LA SPEZIA – Il restauro della Fontana del Palazzo delle Poste della Spezia merita, dopo l’inaugurazione, di riaprire e riproporre una pagina storica della città nel tempo in cui liberty e futurismo l’avevano caratterizzata nel percorso verso il suo massimo sviluppo.
L’attenzione per la città si rivelò anche nella scelta del progettista del Palazzo monumentale delle Poste: l’architetto ingegner Angiolo Mazzoni (1894-1979) che era il progettista di riferimento del regime nella prima metà del XIX secolo per gli edifici pubblici, ferroviari e postali a Firenze, Messina, Milano, Roma e tra i quali spiccano gli edifici postali di Grosseto, Sabaudia, Latina, Ostia, Palermo e Trento.
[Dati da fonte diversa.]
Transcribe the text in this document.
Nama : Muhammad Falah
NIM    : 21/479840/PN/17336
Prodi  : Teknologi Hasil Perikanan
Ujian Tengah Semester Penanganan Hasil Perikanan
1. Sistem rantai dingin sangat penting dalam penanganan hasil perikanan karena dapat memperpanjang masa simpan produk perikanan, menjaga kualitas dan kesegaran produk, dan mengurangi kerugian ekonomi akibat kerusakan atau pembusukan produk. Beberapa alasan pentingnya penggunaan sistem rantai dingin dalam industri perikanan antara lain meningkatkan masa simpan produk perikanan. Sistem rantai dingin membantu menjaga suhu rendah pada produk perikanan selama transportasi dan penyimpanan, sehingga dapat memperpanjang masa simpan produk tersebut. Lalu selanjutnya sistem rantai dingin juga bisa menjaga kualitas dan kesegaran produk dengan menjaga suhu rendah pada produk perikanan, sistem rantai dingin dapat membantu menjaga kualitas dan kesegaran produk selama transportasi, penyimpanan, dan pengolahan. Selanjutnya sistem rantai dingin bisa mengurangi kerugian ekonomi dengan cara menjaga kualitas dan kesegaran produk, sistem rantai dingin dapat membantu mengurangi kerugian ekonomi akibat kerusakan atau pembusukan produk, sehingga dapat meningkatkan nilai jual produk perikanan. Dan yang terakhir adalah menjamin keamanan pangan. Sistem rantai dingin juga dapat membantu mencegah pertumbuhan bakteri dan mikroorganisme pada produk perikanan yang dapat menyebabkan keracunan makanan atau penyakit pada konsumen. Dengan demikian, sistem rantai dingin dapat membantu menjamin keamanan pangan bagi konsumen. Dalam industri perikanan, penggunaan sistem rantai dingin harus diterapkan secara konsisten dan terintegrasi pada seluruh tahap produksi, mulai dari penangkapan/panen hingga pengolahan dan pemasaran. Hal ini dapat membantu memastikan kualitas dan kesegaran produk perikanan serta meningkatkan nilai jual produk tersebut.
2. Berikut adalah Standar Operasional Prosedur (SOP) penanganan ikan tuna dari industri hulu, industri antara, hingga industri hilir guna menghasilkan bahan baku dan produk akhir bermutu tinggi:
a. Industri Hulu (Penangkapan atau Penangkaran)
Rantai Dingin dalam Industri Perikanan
L’edificio delle Poste e Telecomunicazioni della “Grande Spezia” – si prevedeva il raddoppio della popolazione in pochi anni – doveva essere, in linea con l’attributo, grandioso per volontà del regime che vedeva la città con grandi aspettative dopo il più avanzato Arsenale e dove si costruivano cannoni e navi da guerra, e dove il futurismo aveva trovato casa grazie alla base degli idrovolanti.
Come luogo fu scelto il centro e fu messo a disposizione un budget di 3 milioni di lire. L’inaugurazione avvenne nel 1933 sulla base di un progetto eclettico di un Mazzoni che fuse il funzionalismo razionale con il futurismo per un palazzo da vivere e per questo fece opere ardite e uniche e creò punti di interesse in modo da costruire un percorso come la torre futurista, la cappella votiva e la fontana a cascata.
Già la fontana a cascata. Mazzoni progettò solo due palazzi postali con le fontane, alla Spezia appunto e a Olbia Lido, dove si poteva avere abbondanza d’acqua visto che al tempo non c’era ancora il riciclo dell’acqua. La Spezia non aveva problemi di acqua infatti, perché oltre all’abbondanza di acque naturali, aveva da poco inaugurato gli acquedotti cittadini realizzati da un altro personaggio di quell’epoca, l’ingegner Fausto Baratta, acquedotti di portata immensa e dalle tecniche costruttive innovative grazie a serbatoi in cemento armato e gallerie serbatoio in materiali creati appositamente e collegati a una centrale idroelettrica che – prima al mondo – riusciva a trasportare l’energia fino ai pozzi a più di 30 chilometri di distanza.
Si capisce perché nell’impressione innovativa e futurista del progettista erano da cogliere una opportunità e una consacrazione della potenza della forza della natura ben raffigurata nella fontana con effetto appunto a cascata nel complesso architettonico del palazzo monumentale nel centro della città.
A perenne memoria si è scelto di intitolare a Fausto Baratta la fontana recuperata nel centenario della fondazione degli acquedotti.